As taxpayers scramble to complete their 2022 returns ahead of Tuesday’s filing deadline, many are also thinking about ways to reduce future tax bills. If you’re among them, here’s an important piece of advice: Remember that the federal tax code is headed for major changes in just a few years.
The Tax Cuts and Jobs Act, signed into law Dec. 22, 2017, and colloquially known as the Trump tax cuts, contained a host of changes to individual tax rates that are set to expire after 2025. At that point, absent congressional action, tax rates for 2026 will revert to the rates payers were subjected to before the change.
It might seem like a long way off, but the kind of financial planning that has a big impact on tax bills often has to be done years ahead. To start preparing, here’s a list of what changed with the 2017 law and what will change if the temporary provisions expire as planned:
The top rate will rise. The Trump tax cuts generally brought down individual rates, but on a temporary basis. Without congressional renewal, the top marginal income-tax rate, which applies to income above $693,750 and higher for married couples or $578,125 for singles, will return to 39.6% from the current top rate of 37%.
So will several other brackets. Most other tax brackets saw rate decreases as well, although the second-highest bracket held steady at 35%, and the bracket for the lowest earners was left at 10%. The 33% bracket was cut slightly to 32%, and the other brackets saw three- to four-point reductions: the 28% bracket was cut to 24%; the 25% bracket dropped to 22%; and the 15% bracket was lowered to 12%.
Standard deductions will drop. The tax package also made temporary adjustments to the standard deduction for individual filers, nearly doubling the deduction for married couples filing jointly from $13,000 to $24,000, according to the Tax Policy Center’s analysis. Congress enacted similar increases to standard deductions for single filers and payers filing as head of households. Like the bracket increases, the adjustments to the standard deductions are set to expire after 2025.
Estate taxes will leap higher. The tax overhaul contained important provisions for wealthy families planning their legacy. Most notably, while the bill kept the top estate tax rate at 40%, it doubled the exemption for single filers from $5.6 million to $11.2 million, and for married couples filing jointly from $11.2 million to $22.4 million. Those provisions are also due to expire after 2025. That means many more families (basically those that expect to have estates larger than $11 million), should be doing some serious estate planning.
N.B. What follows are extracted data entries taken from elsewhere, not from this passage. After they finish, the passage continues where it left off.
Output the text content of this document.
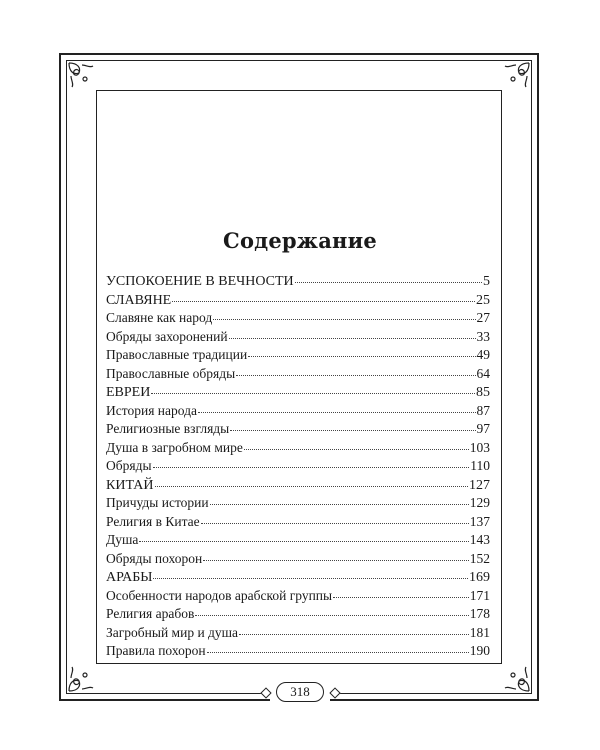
Содержание
УСПОКОЕНИЕ В ВЕЧНОСТИ	5
СЛАВЯНЕ	25
Славяне как народ	27
Обряды захоронений	33
Православные традиции	49
Православные обряды	64
ЕВРЕИ	85
История народа	87
Религиозные взгляды	97
Душа в загробном мире	103
Обряды	110
КИТАЙ	127
Причуды истории	129
Религия в Китае	137
Душа	143
Обряды похорон	152
АРАБЫ	169
Особенности народов арабской группы	171
Религия арабов	178
Загробный мир и душа	181
Правила похорон	190
318
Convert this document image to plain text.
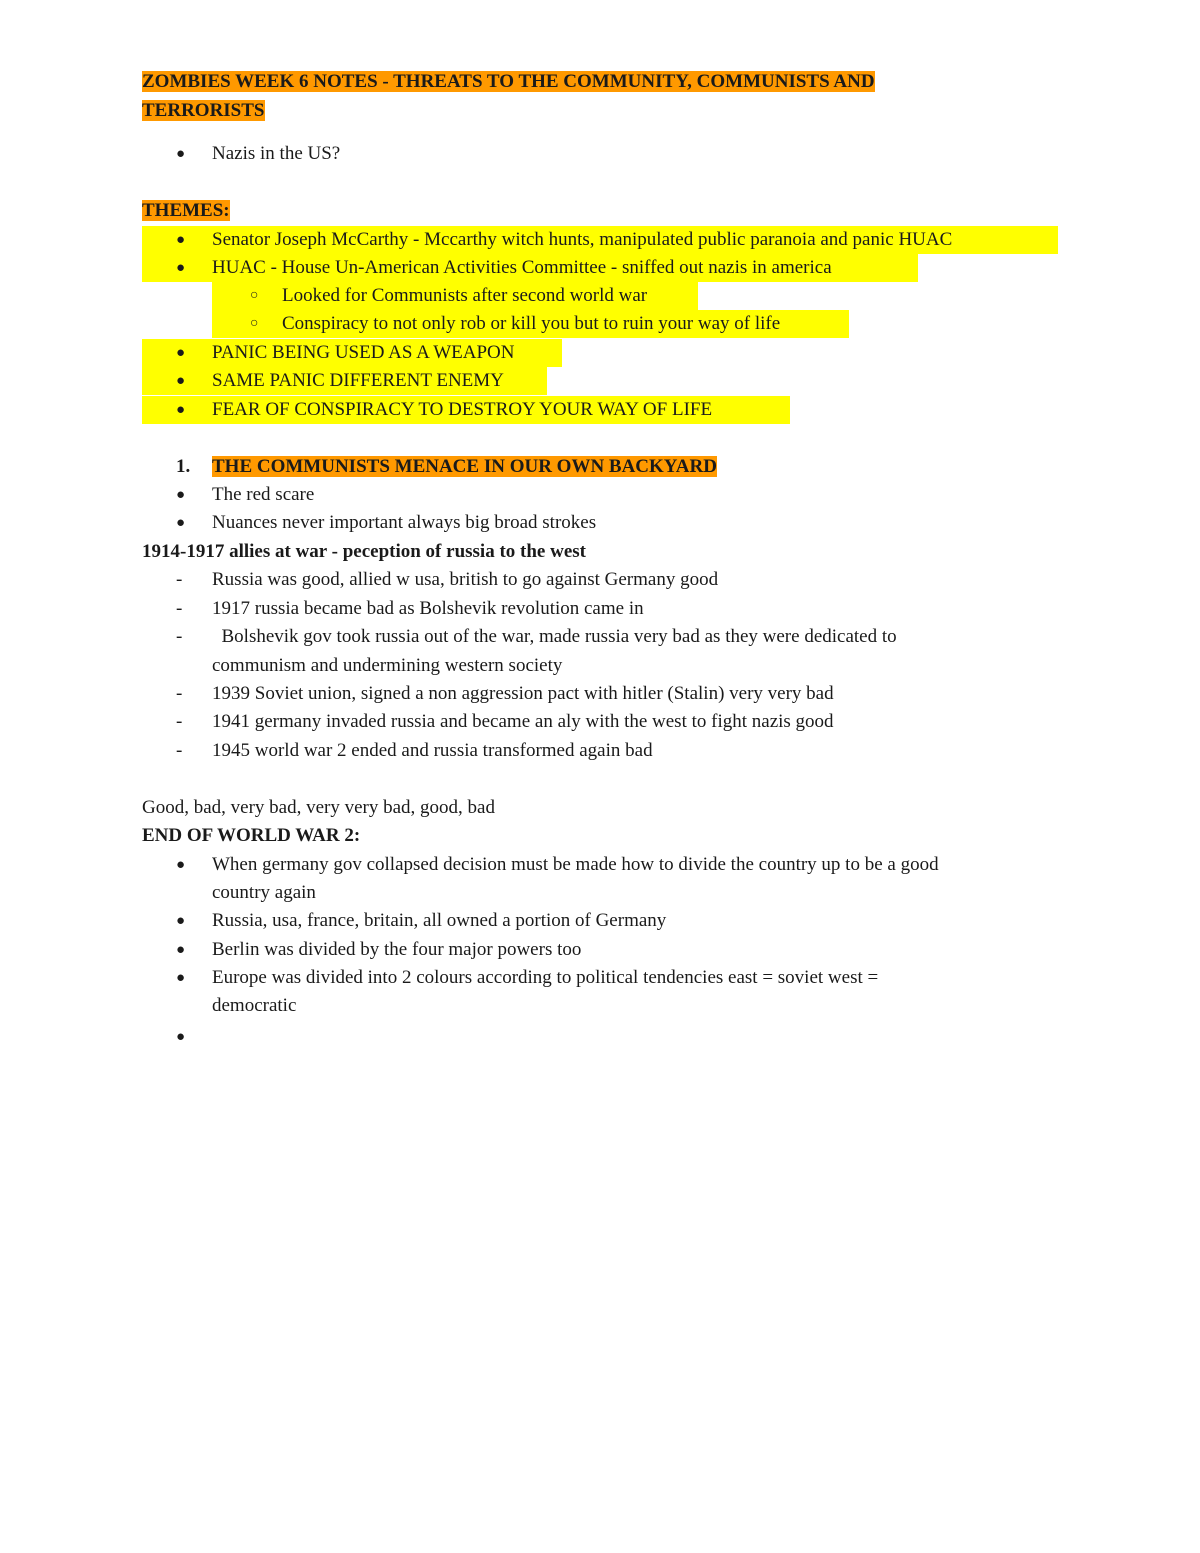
ZOMBIES WEEK 6 NOTES - THREATS TO THE COMMUNITY, COMMUNISTS AND
TERRORISTS
●	Nazis in the US?
THEMES:
●	Senator Joseph McCarthy - Mccarthy witch hunts, manipulated public paranoia and panic HUAC
●	HUAC - House Un-American Activities Committee - sniffed out nazis in america
○	Looked for Communists after second world war
○	Conspiracy to not only rob or kill you but to ruin your way of life
●	PANIC BEING USED AS A WEAPON
●	SAME PANIC DIFFERENT ENEMY
●	FEAR OF CONSPIRACY TO DESTROY YOUR WAY OF LIFE
1. THE COMMUNISTS MENACE IN OUR OWN BACKYARD
●	The red scare
●	Nuances never important always big broad strokes
1914-1917 allies at war - peception of russia to the west
- Russia was good, allied w usa, british to go against Germany good
- 1917 russia became bad as Bolshevik revolution came in
- Bolshevik gov took russia out of the war, made russia very bad as they were dedicated to
communism and undermining western society
- 1939 Soviet union, signed a non aggression pact with hitler (Stalin) very very bad
- 1941 germany invaded russia and became an aly with the west to fight nazis good
- 1945 world war 2 ended and russia transformed again bad
Good, bad, very bad, very very bad, good, bad
END OF WORLD WAR 2:
●	When germany gov collapsed decision must be made how to divide the country up to be a good
country again
●	Russia, usa, france, britain, all owned a portion of Germany
●	Berlin was divided by the four major powers too
●	Europe was divided into 2 colours according to political tendencies east = soviet west =
democratic
●
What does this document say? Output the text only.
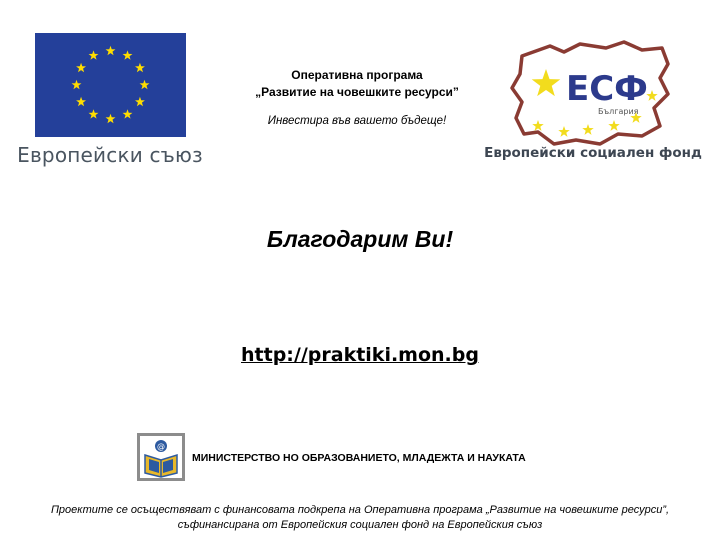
Европейски съюз
Оперативна програма
„Развитие на човешките ресурси”
Инвестира във вашето бъдеще!
ЕСФ
България
Европейски социален фонд
Благодарим Ви!
http://praktiki.mon.bg
@
МИНИСТЕРСТВО НО ОБРАЗОВАНИЕТО, МЛАДЕЖТА И НАУКАТА
Проектите се осъществяват с финансовата подкрепа на Оперативна програма „Развитие на човешките ресурси”, съфинансирана от Европейския социален фонд на Европейския съюз
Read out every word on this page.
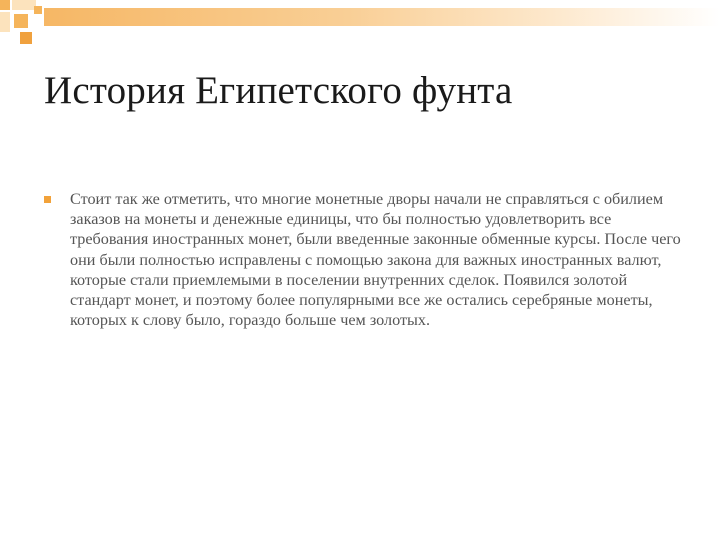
История Египетского фунта

Стоит так же отметить, что многие монетные дворы начали не справляться с обилием заказов на монеты и денежные единицы, что бы полностью удовлетворить все требования иностранных монет, были введенные законные обменные курсы. После чего они были полностью исправлены с помощью закона для важных иностранных валют, которые стали приемлемыми в поселении внутренних сделок. Появился золотой стандарт монет, и поэтому более популярными все же остались серебряные монеты, которых к слову было, гораздо больше чем золотых.
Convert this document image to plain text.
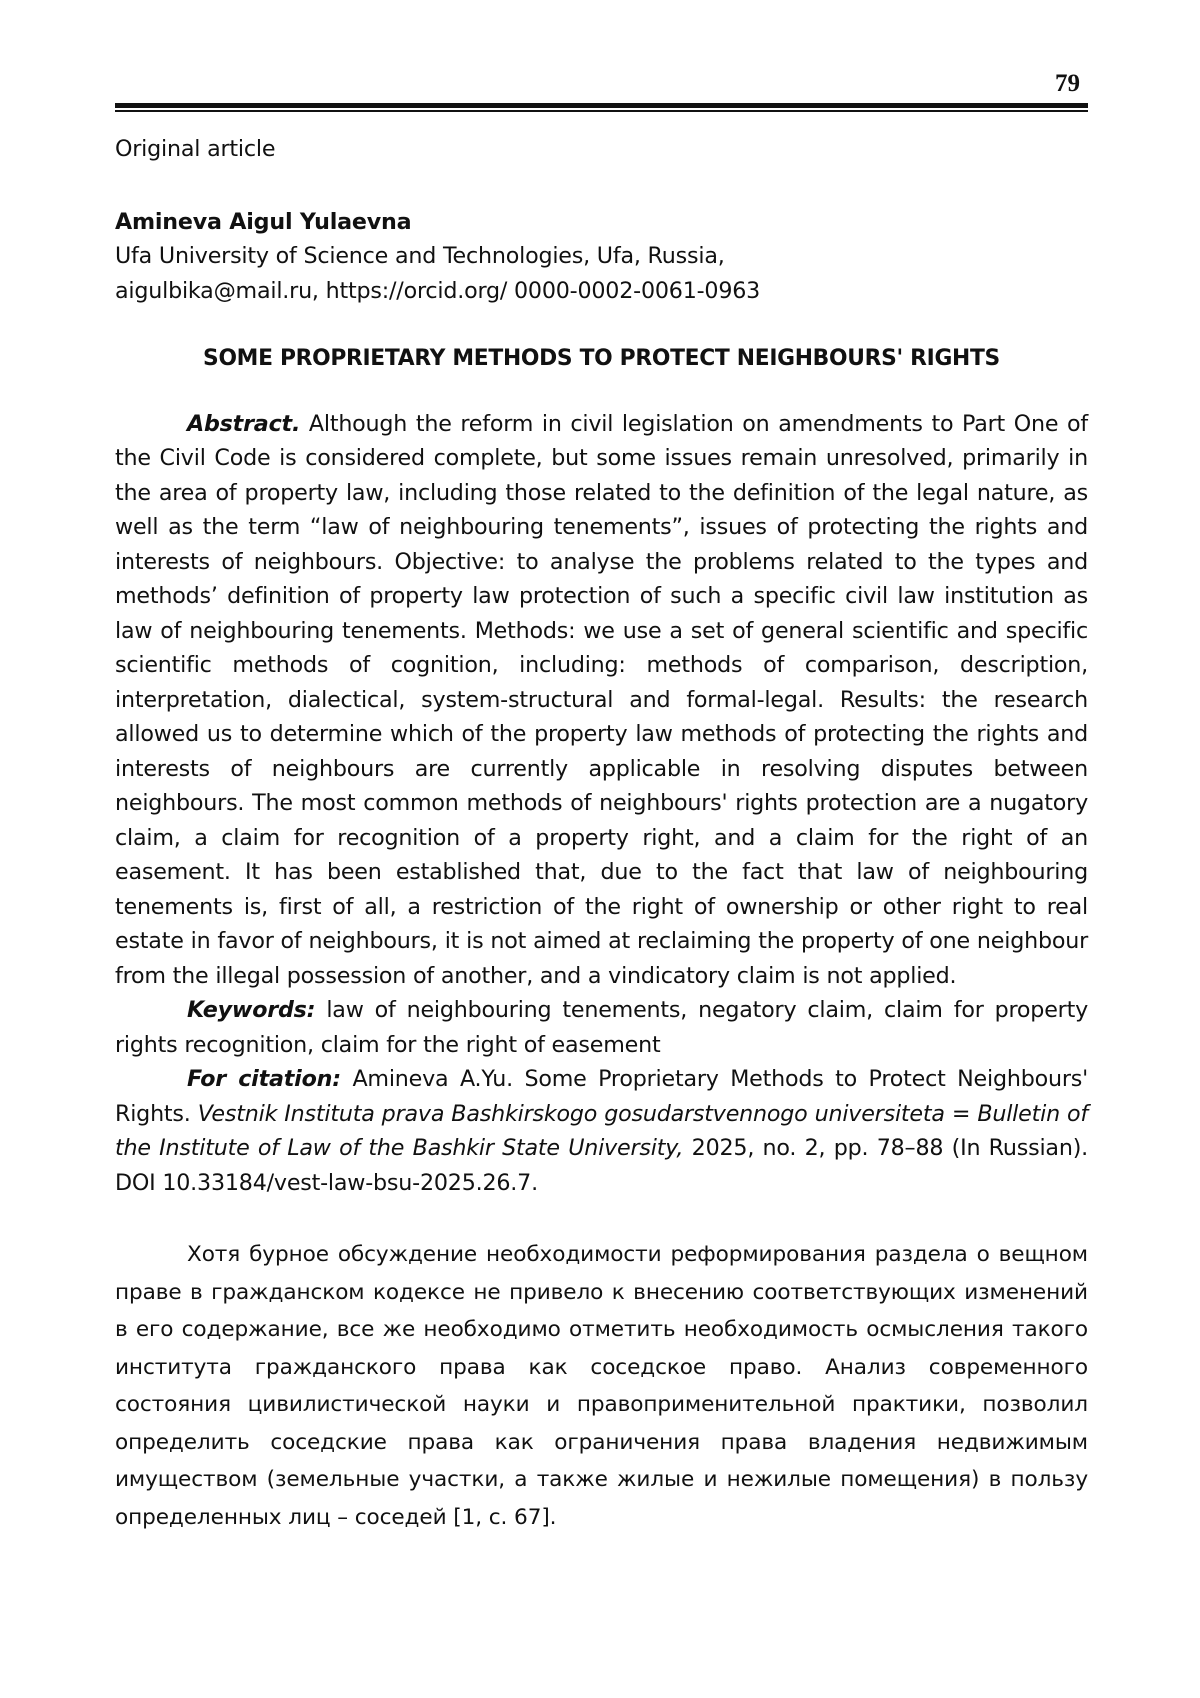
79
Original article
Amineva Aigul Yulaevna
Ufa University of Science and Technologies, Ufa, Russia,
aigulbika@mail.ru, https://orcid.org/ 0000-0002-0061-0963
SOME PROPRIETARY METHODS TO PROTECT NEIGHBOURS' RIGHTS

Abstract. Although the reform in civil legislation on amendments to Part One of the Civil Code is considered complete, but some issues remain unresolved, primarily in the area of property law, including those related to the definition of the legal nature, as well as the term “law of neighbouring tenements”, issues of protecting the rights and interests of neighbours. Objective: to analyse the problems related to the types and methods’ definition of property law protection of such a specific civil law institution as law of neighbouring tenements. Methods: we use a set of general scientific and specific scientific methods of cognition, including: methods of comparison, description, interpretation, dialectical, system-structural and formal-legal. Results: the research allowed us to determine which of the property law methods of protecting the rights and interests of neighbours are currently applicable in resolving disputes between neighbours. The most common methods of neighbours' rights protection are a nugatory claim, a claim for recognition of a property right, and a claim for the right of an easement. It has been established that, due to the fact that law of neighbouring tenements is, first of all, a restriction of the right of ownership or other right to real estate in favor of neighbours, it is not aimed at reclaiming the property of one neighbour from the illegal possession of another, and a vindicatory claim is not applied.

Keywords: law of neighbouring tenements, negatory claim, claim for property rights recognition, claim for the right of easement

For citation: Amineva A.Yu. Some Proprietary Methods to Protect Neighbours' Rights. Vestnik Instituta prava Bashkirskogo gosudarstvennogo universiteta = Bulletin of the Institute of Law of the Bashkir State University, 2025, no. 2, pp. 78–88 (In Russian). DOI 10.33184/vest-law-bsu-2025.26.7.

Хотя бурное обсуждение необходимости реформирования раздела о вещном праве в гражданском кодексе не привело к внесению соответствующих изменений в его содержание, все же необходимо отметить необходимость осмысления такого института гражданского права как соседское право. Анализ современного состояния цивилистической науки и правоприменительной практики, позволил определить соседские права как ограничения права владения недвижимым имуществом (земельные участки, а также жилые и нежилые помещения) в пользу определенных лиц – соседей [1, с. 67].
Mortgage interest deductions will improve. The bill went the other way with mortgage interest, lowering the cap on deductible interest for a first and second home to $750,000 in principal value, down from $1 million, with the change set to expire after 2025.
The ACA penalty will remain kaput. The tax overhaul permanently eliminated the penalty individuals paid for not having a qualified health insurance plan under the Affordable Care Act.
Corporate tax rates will stay low. Most of the provisions for individual taxpayers are temporary, but the package created a single corporate tax rate of 21%, and made that change permanent, meaning that the rate will hold unless Congress acts. The bill also permanently eliminated the corporate alternative minimum tax.
The ultimate fate of the Trump tax cuts is anyone’s guess at this point. For its part, the Biden administration has signaled support for extending most of the individual cuts as a starting point in the debt-ceiling debate.
Soon, it may be hard to think about anything but the expiration of these provisions: Debates over tax policy could be a major factor both in the imminent showdown over the federal debt ceiling and in the 2024 presidential election. Any potential progressive candidate to Biden’s left would certainly take aim at a tax overhaul bill so universally panned by Democrats at the time that the narrow GOP majority had to use the parliamentary tactic of reconciliation to pass the measure with a simple majority.
Next time around, proponents of a more progressive tax system could have an inherent advantage given the very Washington way the original tax cuts were structured. With an attached sunset date—2026—no action will mean a reversion to the prior set of rates. That could mean that any potential GOP president, Trump or otherwise, would end up fighting for Congress to enact legislation extending the cuts, or some version of them.